7. Discuss Payment Options

If cost is a concern, discuss financing options with your dentist. Some dental offices offer flexible arrangements that give you a break. If you qualify for these plans, you might be able to push out your due date to coincide with your payday. You may even be able to break up your total outstanding amount over several payments. 

8. Take out a Personal Loan

If you’re just shy of what you need to cover your emergency dental expense, consider going online to scope out personal loans. A personal loan may fill in for savings in urgent situations. You can quickly visit a website like MoneyKey to see what you need to apply. If approved, a personal loan gives you the means to pay for your visit upfront and pay off what you owe over time. 

9. Consider Urgent Care Clinics

If your financial situation is such that you can’t afford a personal loan’s payments, reconsider your choice of dentist. Some dental practices apply a sliding scale to their services so that they can provide immediate care at a lower cost for at-risk individuals. 
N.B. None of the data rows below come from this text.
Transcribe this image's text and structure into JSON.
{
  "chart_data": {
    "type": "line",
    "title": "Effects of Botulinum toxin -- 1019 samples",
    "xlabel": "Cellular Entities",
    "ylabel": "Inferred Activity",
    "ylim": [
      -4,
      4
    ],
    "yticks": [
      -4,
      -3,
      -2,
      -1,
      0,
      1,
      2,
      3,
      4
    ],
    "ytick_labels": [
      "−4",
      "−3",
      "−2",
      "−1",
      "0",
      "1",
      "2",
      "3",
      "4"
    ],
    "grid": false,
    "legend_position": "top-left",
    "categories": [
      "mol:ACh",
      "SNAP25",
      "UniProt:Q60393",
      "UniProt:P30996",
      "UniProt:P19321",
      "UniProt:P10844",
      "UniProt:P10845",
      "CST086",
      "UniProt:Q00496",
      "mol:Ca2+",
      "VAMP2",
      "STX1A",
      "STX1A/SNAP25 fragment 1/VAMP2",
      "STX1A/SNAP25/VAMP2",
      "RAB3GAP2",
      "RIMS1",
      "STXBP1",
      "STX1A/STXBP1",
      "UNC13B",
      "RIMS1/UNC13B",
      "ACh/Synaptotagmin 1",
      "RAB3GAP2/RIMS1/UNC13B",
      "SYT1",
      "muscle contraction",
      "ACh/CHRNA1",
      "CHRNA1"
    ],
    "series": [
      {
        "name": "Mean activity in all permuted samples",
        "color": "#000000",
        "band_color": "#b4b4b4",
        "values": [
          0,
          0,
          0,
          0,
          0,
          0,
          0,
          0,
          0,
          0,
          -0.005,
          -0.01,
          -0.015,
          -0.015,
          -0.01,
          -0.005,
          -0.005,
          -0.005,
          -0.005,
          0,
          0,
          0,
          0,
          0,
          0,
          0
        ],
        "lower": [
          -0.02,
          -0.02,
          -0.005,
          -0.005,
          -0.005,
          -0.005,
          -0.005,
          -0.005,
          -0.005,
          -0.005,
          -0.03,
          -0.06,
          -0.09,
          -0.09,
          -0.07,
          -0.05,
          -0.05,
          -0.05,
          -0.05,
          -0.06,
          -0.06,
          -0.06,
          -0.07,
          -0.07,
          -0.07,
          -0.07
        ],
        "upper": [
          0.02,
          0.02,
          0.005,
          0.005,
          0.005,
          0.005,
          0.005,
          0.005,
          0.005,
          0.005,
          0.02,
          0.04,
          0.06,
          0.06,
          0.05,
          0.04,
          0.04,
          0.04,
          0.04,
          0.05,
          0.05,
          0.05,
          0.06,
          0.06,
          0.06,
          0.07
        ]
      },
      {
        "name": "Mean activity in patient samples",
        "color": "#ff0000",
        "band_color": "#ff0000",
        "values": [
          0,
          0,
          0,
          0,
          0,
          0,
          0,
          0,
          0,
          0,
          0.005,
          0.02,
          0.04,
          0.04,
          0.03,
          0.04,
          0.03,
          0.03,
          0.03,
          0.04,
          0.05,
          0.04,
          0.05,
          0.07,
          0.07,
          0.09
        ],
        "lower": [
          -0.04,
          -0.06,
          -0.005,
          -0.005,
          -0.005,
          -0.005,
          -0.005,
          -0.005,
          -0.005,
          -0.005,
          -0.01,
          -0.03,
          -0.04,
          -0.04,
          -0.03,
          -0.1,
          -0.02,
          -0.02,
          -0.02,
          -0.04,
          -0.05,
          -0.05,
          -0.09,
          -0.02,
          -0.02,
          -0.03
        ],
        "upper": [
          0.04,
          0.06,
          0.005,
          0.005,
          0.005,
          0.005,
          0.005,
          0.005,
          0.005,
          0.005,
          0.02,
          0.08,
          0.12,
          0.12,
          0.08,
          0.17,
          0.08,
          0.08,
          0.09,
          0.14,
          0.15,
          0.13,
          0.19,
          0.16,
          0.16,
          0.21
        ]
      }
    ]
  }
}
Next Steps: Thinking About the Future

So, you’ve managed to repair your tooth and pay the bill, too. What’s next? Make sure you hit these three goals soon. They can help you prevent another broken tooth in the future!

  1. Stay on Top of Dental Hygiene: Brush at least twice a day and floss once a day — these simple habits can protect your teeth over time. 
  2. Schedule Regular Checkups: Keeping up with regular cleanings can also help you prevent future dental emergencies. 
  3. Build an Emergency Fund: Sometimes, accidents happen. Consider building an emergency fund specifically for unexpected dental emergencies.